Q - Une question concernant Annapolis. On a entendu Yossi Beilin très pessimiste aujourd'hui concernant Annapolis. Qu'est ce que vous lui diriez à Yossi Beilin, qui dit aujourd'hui que cela va affaiblir les modérés, que cela va renforcer le Hamas et que c'est voué d'avance à l'échec.
R - Je lui ai dit fraternellement parce que je l'ai reçu avec Yasser Abed Rabbo, comme je l'ai dit à Yasser Abed Rabbo : j'espère que vous vous trompez. J'espère que vous êtes simplement pessimiste, parce qu'il y a de quoi bien sûr, mais c'est toujours un peu au dernier moment, lorsque les crispations s'opèrent, lorsque dans une négociation on en arrive à développer ses dernières cartes, à parler plus des obstacles que de l'espoir, que se manifeste le pessimisme. Je suis pessimiste par nature. Je suis celui qui s'attend au pire. C'est une bonne méthode, parce que parfois on a de bonnes surprises. Je suis très pessimiste aussi pour Annapolis.

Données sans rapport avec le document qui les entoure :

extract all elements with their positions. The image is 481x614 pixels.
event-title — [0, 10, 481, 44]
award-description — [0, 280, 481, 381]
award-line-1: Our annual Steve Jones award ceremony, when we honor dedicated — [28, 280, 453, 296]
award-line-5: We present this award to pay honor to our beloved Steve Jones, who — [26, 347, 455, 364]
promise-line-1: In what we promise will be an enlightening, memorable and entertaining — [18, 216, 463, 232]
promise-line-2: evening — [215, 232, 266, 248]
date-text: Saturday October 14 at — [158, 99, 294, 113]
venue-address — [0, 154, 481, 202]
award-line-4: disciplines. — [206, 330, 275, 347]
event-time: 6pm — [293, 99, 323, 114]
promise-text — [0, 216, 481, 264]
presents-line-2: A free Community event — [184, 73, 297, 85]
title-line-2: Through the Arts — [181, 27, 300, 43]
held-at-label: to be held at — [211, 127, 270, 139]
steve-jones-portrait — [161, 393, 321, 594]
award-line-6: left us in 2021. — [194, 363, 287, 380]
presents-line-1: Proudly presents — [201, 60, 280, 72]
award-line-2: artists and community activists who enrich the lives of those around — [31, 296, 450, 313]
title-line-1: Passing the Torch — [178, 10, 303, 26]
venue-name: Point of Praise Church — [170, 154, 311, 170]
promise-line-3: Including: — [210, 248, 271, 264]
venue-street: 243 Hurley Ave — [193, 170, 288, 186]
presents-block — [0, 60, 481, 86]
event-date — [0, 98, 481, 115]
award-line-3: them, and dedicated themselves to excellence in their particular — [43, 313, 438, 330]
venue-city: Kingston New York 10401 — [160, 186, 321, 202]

Mais en même temps, je crois qu'il y aura une bonne surprise.

Q - La revendication israélienne d'exiger des Palestiniens la reconnaissance de l'Etat d'Israël comme un Etat juif, c'est une revendication qui vous semble légitime ?
R - Je ne veux pas en parler. Ce n'est pas à moi de le faire. C'est à la négociation de le déterminer. Et surtout, arrêtons les préalables. Nous connaissons tout cela. Nous sommes fatigués de l'histoire cent fois répétée. Les Palestiniens ont aussi des vieilles revendications. Vous savez, on sait très bien ce qui va se passer : ou c'est la catastrophe, le pessimisme achevé, et puis il n'y aura rien pendant des années. On va de nouveau avoir des affrontements, des faux espoirs. Ou alors quelque chose va se dessiner à Annapolis qui sera extrêmement imparfait, à peine balbutiant : le début de la reconnaissance d'un Etat palestinien. C'est cela qui compte. Arrêtons les préalables.

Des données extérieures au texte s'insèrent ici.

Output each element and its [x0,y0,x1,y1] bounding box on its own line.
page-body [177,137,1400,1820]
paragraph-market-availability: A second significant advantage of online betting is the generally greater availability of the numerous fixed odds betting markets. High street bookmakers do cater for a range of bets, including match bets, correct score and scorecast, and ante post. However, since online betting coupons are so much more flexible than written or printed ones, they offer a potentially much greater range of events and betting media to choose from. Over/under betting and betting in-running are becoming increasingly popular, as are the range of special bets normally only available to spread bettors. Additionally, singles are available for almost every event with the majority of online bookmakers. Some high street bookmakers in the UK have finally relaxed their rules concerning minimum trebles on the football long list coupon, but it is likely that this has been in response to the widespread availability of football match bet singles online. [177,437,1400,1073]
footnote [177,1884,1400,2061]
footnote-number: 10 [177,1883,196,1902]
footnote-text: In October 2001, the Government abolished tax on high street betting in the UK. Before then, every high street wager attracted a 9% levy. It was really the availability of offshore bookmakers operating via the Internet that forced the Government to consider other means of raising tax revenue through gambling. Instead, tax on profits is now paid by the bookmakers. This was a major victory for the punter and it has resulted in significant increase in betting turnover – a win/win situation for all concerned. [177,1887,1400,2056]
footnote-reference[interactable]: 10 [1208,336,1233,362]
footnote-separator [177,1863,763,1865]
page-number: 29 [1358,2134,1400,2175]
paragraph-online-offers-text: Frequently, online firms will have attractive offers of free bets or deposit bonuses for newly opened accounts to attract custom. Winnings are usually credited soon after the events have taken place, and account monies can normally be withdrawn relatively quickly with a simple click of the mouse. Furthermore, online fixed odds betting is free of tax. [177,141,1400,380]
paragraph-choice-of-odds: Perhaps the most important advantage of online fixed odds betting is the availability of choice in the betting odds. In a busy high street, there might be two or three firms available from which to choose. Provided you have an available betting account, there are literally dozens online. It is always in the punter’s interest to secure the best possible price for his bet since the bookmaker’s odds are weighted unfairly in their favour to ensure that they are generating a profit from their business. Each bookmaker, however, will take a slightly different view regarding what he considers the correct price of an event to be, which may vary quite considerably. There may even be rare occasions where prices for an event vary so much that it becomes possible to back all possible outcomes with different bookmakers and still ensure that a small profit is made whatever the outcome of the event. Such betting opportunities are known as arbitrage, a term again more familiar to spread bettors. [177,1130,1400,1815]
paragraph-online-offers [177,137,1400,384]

Le monde entier veut nous donner des leçons, à l'Union européenne, au monde arabe, à tout le monde, avec des revendications qui sont sans doute légitimes, avec des rappels qui sont probablement justes, mais cela complique terriblement. Est-ce qu'on va échouer et qu'il n'y aura pas de conférence à Annapolis ? Les Saoudiens vont-il venir, etc ? Il y a beaucoup d'interrogations. Je crois, enfin je le souhaite, que la France fera tout ce qu'elle peut pour cela mais nous ne sommes pas partie prenante, nous sommes simplement des amis : des amis d'Israël, et des amis aussi des Palestiniens. J'ai le sentiment que c'est cela le changement de la politique française. C'est que nous pouvons être enfin légitimement les amis d'Israël tout en étant les amis des Arabes. C'est cela qui compte, c'est cela qui a changé. J'espère beaucoup être à Annapolis pour voir cela, parce qu'il y a des générations et des générations de gens qui l'attendent.

Q - Un mot sur Gilad Shalit. Cela fait 500 jours que Gilad Shalit, citoyen franco-israélien est détenu par le Hamas. Que fait la France pour le libérer ?

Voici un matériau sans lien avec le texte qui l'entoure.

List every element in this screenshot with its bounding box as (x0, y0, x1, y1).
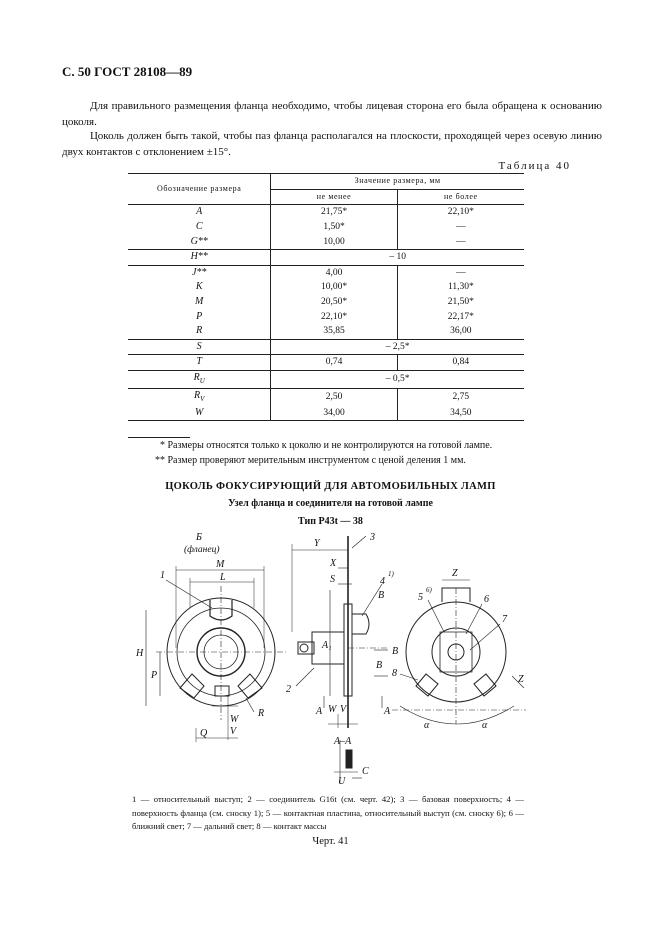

R - Elle fait tout ce qu'elle peut. Nous continuerons. Mais faisons en sorte qu'il n'y ait pas d'autre Gilad Shalit. Cela veut dire : ouvrons à Annapolis un espoir pour tous les Gilad Shalit et tous les Palestiniens de l'autre côté. Nous faisons tout ce que nous pouvons, nous en parlons tout le temps. Nous avons essayé nous-même de faire ce que nous pouvions. N'oublions pas non plus les prisonniers du côté libanais. Pour qu'il n'y ait plus de prisonniers, s'il vous plaît, donnons de l'espoir. Que risque-t-on à faire Annapolis ? Et la Conférence de Paris ? Pour mettre de l'espoir et pour construire l'administration et la sécurité pour Israël, la sécurité pour Israël. Qu'est ce que l'on risque ? Rien. Si cela échoue, nous pleurerons. Mais si on ne le fait pas, nous serons lamentables.